Film noir, Claude Monet, modern architecture and World War 2 Buddies

Film noir, Claude Monet, modern architecture and World War 2 Buddies

Robert Tanitch reviews four books published by Taschen.

FILM NOIR 100 ALL-TIME FAVOURITES edited by Paul Duncan and Jurgen Miller (Taschen  £34.99). The shadows are deep and the angles are oblique.  Film Noir’s heyday was the 1940’s and early 1950’s. The tone was dark, sombre and gloomy. The mood was cynical, pessimistic and hard-boiled. It was an underworld of crime, corruption, betrayal and murder at night. The roots were the German expressionism of the 1920’s and the gangster movies of the 1930’s. Which is your favourite? The Maltese Falcon? Double Indemnity? The Third Man? Touch of Evil?  Sunset Boulevard? There are so many to choose from and they are all superbly illustrated. This doorstopper of a book is a film noir experience in itself. The text is white on black. The dynamic pictures make each page a drama. The impact is overwhelming.

MONET or THE TRIUMPH OF IMPRESSIONISM by Daniel Wildenstein (Taschen £12.99). Only an eye, but my God, what an eye! This major biography, richly illustrated, is terrific value. Claude Monet (1840-1926), foremost exponent of Impressionism, painted directly from nature. Always faithful to reality, he brought a new vision to landscape and the pleasures of a summer’s day. He was an incomparable painter of bright day light.  In 1899 he created the most beautiful garden in Giverny (“a Sistine Chapel of Impressionism”) and its water lilies, bathed in light, the water surface altering every minute, became the focus of his work until his death.
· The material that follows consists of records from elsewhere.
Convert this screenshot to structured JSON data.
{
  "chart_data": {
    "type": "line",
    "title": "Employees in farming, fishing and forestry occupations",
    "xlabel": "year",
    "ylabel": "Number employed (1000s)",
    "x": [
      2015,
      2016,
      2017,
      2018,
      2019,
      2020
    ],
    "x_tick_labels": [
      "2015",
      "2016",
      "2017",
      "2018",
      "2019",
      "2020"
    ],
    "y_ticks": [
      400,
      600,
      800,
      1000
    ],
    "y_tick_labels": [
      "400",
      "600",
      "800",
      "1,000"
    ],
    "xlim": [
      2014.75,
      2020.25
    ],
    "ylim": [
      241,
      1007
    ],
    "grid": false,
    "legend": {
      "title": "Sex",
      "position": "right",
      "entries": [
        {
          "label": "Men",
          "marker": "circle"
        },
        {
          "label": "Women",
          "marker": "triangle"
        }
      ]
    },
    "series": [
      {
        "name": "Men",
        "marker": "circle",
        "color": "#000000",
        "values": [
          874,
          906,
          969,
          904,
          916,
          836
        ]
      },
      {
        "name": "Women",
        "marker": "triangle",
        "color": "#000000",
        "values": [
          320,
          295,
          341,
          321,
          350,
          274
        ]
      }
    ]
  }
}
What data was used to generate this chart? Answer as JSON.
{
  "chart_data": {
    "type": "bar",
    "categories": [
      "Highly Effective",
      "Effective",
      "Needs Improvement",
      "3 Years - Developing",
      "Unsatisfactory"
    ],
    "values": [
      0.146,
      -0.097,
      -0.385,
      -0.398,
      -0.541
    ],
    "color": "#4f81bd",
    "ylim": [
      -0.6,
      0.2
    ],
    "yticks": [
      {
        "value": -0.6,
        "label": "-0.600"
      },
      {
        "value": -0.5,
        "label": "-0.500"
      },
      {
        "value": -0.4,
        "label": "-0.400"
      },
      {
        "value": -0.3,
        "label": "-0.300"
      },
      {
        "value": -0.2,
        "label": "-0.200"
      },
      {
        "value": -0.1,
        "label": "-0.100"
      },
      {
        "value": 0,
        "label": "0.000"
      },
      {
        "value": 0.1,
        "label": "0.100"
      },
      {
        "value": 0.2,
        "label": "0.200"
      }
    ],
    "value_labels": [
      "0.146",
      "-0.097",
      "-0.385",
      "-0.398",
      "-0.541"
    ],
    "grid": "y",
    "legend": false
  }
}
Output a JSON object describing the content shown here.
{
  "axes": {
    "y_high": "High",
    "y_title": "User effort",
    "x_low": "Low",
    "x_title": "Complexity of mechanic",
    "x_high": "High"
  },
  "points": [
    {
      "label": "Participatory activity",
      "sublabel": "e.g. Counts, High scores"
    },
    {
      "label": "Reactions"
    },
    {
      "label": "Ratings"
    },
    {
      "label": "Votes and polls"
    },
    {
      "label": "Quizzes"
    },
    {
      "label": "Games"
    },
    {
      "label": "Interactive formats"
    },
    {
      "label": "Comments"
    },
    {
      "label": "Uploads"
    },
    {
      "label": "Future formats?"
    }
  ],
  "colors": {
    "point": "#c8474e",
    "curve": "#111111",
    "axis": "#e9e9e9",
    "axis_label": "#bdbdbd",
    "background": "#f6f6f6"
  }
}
SMALL ARCHITECTURE NOW! by Philip Jodido (Taschen (£34.99). Size does matter. Big is not necessarily better. Space is limited. Space needs to be flexible. Small can make a big impact. The Japanese architects in particular know all about small. This is a fascinating book for anybody who is interested in modern architecture. The buildings are strange and often quite beautiful, but would you actually want to live in any of these houses? Where do you draw the line between Art and Architecture?  Many of the buildings look like art installations. Once again, the photographs (as always with Taschen) are superb.

MY BUDDY. WORLD WAR II LAID BARE edited by Dian Hanson (Taschen £44.99) Nudity is a great equalizer. Naked, everybody looks the same. Can you tell who is American, who is Russian, who is English?

This Michael Stokes collection of amateur snapshots was taken between battles and are records of wartime friendships, brothers in arms relaxing and fooling around. Nobody seems to mind being photographed totally in the buff. But then it’s a different time, it’s a different attitude, knowing you may well be dead tomorrow.

It’s all totally innocent; and there is nothing gay about it, it’s 100% straight. Nevertheless, 74 years on, you cannot help wondering how many of the men in these photos are still alive and what they will think of the book? There are also some interesting war time recruiting posters and magazine covers.